Fixed Payment Option ARM a Recipe for Disaster

The tide of foreclosures has steadily been increasing throughout 2006. Since October of 2004 the prime rate has quadrupled. Loans made in 2004 saw their first reset to a higher rate. Soon to follow are loans made in 2005 and the second reset for loans made in 2003. If the prime rate remains steady the eye of the storm will be over us in 2008. Then it should get really interesting.

Two years ago a mortgage broker called to offer to refinance an investment property. The product was a “Fixed Payment, Option ARM”. There was no significant reduction on the initial payment after fees outweighed the benefit. When the product was explained I asked, “Do you think I’m crazy or stupid?” The payments for the mortgage described to me were fixed for 5 years. The interest rates would adjust to market rate and the difference added to the principal on the mortgage. After the 5th year, I would face a higher payment based on the reset, owe several thousand more on the house because of negative amortization from accumulated interest, and reduce the effective term of the adjustment from 30 to 25 years.

Most Option Arm’s reset automatically when the accumulated interest increases the principal 20 to 25 percent higher than the original loan.

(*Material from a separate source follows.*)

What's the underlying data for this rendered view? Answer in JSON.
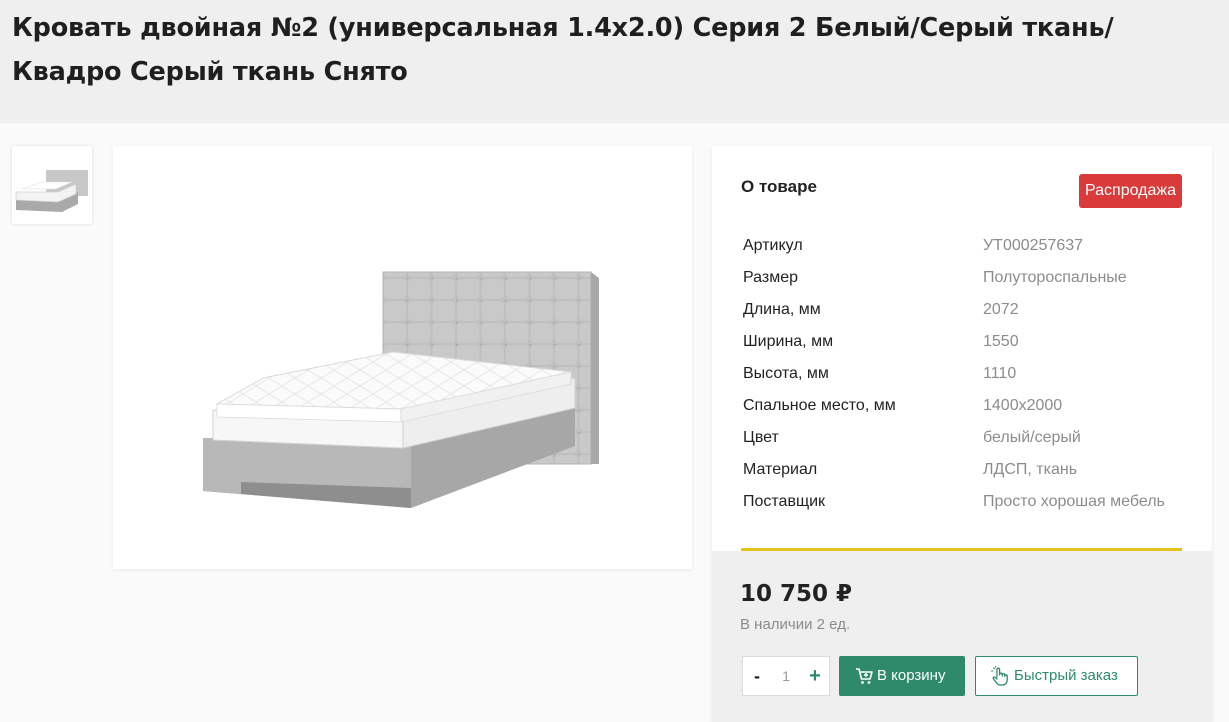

The reset payment is at a higher interest rate, against a principal amount 125 percent of the homes potential value, and paid within the years left on the term. An introductory teaser rate or fixed payment option will be worse. People and lenders are beginning to doubt the accuracy of their home’s appraisal. Low interest rates, runaway sales, and frequent refinancing contributed to higher prices. When these mortgages reset the loan could be more than twice the home’s actual value in some areas.